2. Description of the Related Art
Generally, processing systems such as computers and calculators are capable of evaluating a set of general purpose mathematical functions, also referred to herein as math functions. Certain math functions are executed hundreds or thousands of times to perform what appear to a user to be simple operations, such as simple animation. The software libraries that implement the math functions are consequently written for very fast execution using a highly optimized form of assembly language or machine code. Generally, these math functions perform well for a large set of values that can be provided as arguments to the math function.
Math functions are considered to provide results within number sets bounded by negative infinity and positive infinity. Conventional computers, however, have natural limits on the maximum value, minimum value, and type of value that can be represented in the computer. Typically, these limits depend on the hardware and software architecture of the processing system that evaluates the math function. Values that fall outside of these limits are referred to herein as unrepresentable values or incomputable results. Similarly, values that fall within these limits are referred to as computable results or representable values. Incomputable results are those for which a valid mathematical result exists, but the result can not be represented due to natural limits of the processing system.
To account for natural limits on results for math functions, conventional systems often check an argument for invalid values. Such invalid values can be of several types, including those for which the result for the math function is undefined (such as division by zero). Certain math functions check in advance for incomputable results. For example, on a computer using the IBM hexadecimal floating point data representation, a routine that evaluates the exponential function exp(X) for a floating point argument X can check that the value of X does not exceed 174.673. If so, an error condition is signaled for an unrepresentable, invalid result. Other functions of a single argument such as exp(x), sin h(x), cos h(x), tan(x), arcsin(x), gamma(x), and the like typically check the argument value against one or two limit values (such as upper and lower bounds) to identify unrepresentable values.
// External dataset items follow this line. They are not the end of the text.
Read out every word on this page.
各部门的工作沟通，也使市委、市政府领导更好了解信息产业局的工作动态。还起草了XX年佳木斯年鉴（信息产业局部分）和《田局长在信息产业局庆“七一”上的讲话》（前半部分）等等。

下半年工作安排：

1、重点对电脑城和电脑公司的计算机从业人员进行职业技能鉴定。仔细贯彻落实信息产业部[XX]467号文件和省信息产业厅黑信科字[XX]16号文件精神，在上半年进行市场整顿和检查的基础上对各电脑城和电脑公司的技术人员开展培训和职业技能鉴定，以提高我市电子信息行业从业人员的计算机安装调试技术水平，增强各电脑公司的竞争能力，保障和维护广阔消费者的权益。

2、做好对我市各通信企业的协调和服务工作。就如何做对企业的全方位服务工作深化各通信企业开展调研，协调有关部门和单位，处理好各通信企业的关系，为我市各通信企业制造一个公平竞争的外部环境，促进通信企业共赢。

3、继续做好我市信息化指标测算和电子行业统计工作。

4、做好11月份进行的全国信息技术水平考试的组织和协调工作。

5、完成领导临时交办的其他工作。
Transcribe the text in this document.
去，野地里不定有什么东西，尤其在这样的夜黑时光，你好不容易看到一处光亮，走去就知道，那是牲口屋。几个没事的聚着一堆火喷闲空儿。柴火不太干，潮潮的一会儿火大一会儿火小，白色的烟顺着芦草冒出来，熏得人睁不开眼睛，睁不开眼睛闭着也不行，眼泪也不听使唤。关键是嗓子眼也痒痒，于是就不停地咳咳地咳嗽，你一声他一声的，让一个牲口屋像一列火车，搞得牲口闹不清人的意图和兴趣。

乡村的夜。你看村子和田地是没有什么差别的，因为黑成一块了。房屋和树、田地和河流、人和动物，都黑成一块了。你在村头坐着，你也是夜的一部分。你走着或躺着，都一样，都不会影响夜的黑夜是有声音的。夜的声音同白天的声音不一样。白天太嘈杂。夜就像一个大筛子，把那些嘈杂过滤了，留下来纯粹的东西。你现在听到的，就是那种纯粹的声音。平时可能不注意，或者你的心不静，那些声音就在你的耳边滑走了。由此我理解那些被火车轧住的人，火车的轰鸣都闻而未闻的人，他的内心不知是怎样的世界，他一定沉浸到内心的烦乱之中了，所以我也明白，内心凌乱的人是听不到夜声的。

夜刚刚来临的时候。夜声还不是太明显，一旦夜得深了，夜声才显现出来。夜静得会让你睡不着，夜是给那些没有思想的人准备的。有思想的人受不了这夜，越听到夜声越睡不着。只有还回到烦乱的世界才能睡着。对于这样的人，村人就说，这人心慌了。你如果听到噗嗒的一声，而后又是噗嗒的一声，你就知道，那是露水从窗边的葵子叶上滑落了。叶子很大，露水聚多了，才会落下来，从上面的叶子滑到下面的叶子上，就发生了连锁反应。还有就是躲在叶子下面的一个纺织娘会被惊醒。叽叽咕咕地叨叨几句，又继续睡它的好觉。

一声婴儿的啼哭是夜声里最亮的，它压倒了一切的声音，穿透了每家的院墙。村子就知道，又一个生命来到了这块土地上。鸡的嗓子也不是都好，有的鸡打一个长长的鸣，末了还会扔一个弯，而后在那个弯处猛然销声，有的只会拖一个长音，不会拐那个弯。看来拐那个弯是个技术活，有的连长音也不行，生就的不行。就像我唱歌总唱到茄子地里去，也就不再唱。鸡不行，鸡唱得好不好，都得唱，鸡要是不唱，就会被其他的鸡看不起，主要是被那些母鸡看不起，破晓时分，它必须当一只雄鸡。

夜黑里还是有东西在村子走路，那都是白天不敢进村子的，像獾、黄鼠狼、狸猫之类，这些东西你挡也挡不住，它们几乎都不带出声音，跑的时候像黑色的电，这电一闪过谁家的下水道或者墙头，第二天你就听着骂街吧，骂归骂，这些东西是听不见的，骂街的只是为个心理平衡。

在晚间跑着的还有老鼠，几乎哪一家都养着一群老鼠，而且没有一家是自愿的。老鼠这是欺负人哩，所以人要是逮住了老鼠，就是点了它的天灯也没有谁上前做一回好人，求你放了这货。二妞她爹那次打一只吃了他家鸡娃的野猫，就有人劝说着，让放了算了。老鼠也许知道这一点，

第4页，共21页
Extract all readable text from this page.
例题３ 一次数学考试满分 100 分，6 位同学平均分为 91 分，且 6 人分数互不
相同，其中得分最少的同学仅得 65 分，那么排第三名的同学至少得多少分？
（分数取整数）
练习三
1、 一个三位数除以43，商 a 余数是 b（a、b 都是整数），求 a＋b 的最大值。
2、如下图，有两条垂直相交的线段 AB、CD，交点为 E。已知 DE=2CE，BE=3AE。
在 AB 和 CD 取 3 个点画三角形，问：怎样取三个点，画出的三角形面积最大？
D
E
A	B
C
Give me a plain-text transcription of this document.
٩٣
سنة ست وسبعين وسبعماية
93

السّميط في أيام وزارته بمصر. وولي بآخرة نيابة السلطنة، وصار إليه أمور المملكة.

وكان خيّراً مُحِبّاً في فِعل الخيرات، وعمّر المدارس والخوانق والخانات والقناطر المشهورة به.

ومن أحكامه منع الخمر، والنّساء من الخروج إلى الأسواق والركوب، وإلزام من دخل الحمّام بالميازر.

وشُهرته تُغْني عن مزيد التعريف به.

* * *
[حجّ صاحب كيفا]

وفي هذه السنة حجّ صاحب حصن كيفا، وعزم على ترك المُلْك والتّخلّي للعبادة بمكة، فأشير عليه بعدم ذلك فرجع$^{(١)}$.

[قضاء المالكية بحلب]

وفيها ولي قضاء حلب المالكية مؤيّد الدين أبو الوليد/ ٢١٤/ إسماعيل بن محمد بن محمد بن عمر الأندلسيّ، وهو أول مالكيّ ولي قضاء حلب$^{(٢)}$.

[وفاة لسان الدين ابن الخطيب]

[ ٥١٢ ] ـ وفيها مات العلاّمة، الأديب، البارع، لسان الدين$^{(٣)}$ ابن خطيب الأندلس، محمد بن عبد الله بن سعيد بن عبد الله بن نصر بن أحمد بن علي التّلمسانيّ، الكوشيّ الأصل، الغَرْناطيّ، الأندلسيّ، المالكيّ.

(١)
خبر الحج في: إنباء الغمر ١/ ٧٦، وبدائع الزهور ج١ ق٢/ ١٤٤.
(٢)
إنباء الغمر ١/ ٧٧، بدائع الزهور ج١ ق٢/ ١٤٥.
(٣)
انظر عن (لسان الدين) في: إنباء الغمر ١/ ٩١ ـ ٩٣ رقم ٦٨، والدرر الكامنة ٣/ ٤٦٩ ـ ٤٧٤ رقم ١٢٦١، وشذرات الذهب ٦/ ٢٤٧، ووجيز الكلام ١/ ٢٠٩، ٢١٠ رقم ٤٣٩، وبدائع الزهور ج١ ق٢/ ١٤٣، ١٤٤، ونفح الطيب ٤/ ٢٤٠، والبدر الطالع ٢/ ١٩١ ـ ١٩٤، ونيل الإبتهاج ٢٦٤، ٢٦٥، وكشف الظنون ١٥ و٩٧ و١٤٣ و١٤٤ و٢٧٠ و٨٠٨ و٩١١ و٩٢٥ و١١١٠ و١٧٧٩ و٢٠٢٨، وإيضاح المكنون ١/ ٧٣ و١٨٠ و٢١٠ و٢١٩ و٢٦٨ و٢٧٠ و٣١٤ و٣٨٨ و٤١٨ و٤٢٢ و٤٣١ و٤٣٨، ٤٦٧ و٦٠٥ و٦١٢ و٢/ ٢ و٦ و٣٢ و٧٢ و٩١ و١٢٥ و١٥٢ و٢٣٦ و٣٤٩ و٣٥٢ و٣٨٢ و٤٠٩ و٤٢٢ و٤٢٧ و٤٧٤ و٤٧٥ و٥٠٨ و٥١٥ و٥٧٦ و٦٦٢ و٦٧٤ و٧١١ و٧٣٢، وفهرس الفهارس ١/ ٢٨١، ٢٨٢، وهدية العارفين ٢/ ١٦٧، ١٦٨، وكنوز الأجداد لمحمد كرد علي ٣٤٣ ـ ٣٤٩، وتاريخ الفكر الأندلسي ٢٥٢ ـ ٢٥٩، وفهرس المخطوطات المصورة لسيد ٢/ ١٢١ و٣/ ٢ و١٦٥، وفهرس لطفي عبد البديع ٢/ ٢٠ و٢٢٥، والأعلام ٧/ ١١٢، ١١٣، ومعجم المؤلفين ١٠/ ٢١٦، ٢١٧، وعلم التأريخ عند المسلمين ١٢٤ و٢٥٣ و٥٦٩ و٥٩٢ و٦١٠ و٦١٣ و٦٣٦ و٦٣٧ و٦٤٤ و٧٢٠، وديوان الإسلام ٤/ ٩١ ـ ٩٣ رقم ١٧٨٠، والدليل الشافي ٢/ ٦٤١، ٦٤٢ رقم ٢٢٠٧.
Conventional math functions, however, typically fail to perform such checking for a computable result when the function involves a plurality of arguments. Conventionally, the overhead in determining whether the argument values will provide a computable result causes an unacceptable delay. Consequently, conventional math functions favor speed over reliability in evaluating functions that accept a plurality of arguments. The math functions presume that for the argument values provided the math function will return a representable result. Accordingly, the math function is evaluated using the argument values. The math function evaluation can consume considerable memory and processing resources. If the result of the math functions turns out to be unrepresentable, these resources are wasted.
Consequently, such function argument values are permitted to evaluate until the processing system detects that the result being computed is unrepresentable or noncomputable. Generally, a noncomputable result or an unrepresentable result is one that is a mathematically undefined result for the function, larger than the processing system is designed to represent, smaller than the processing system is designed to represent, or includes an imaginary portion such as with complex numbers when a real (non-complex) result is required.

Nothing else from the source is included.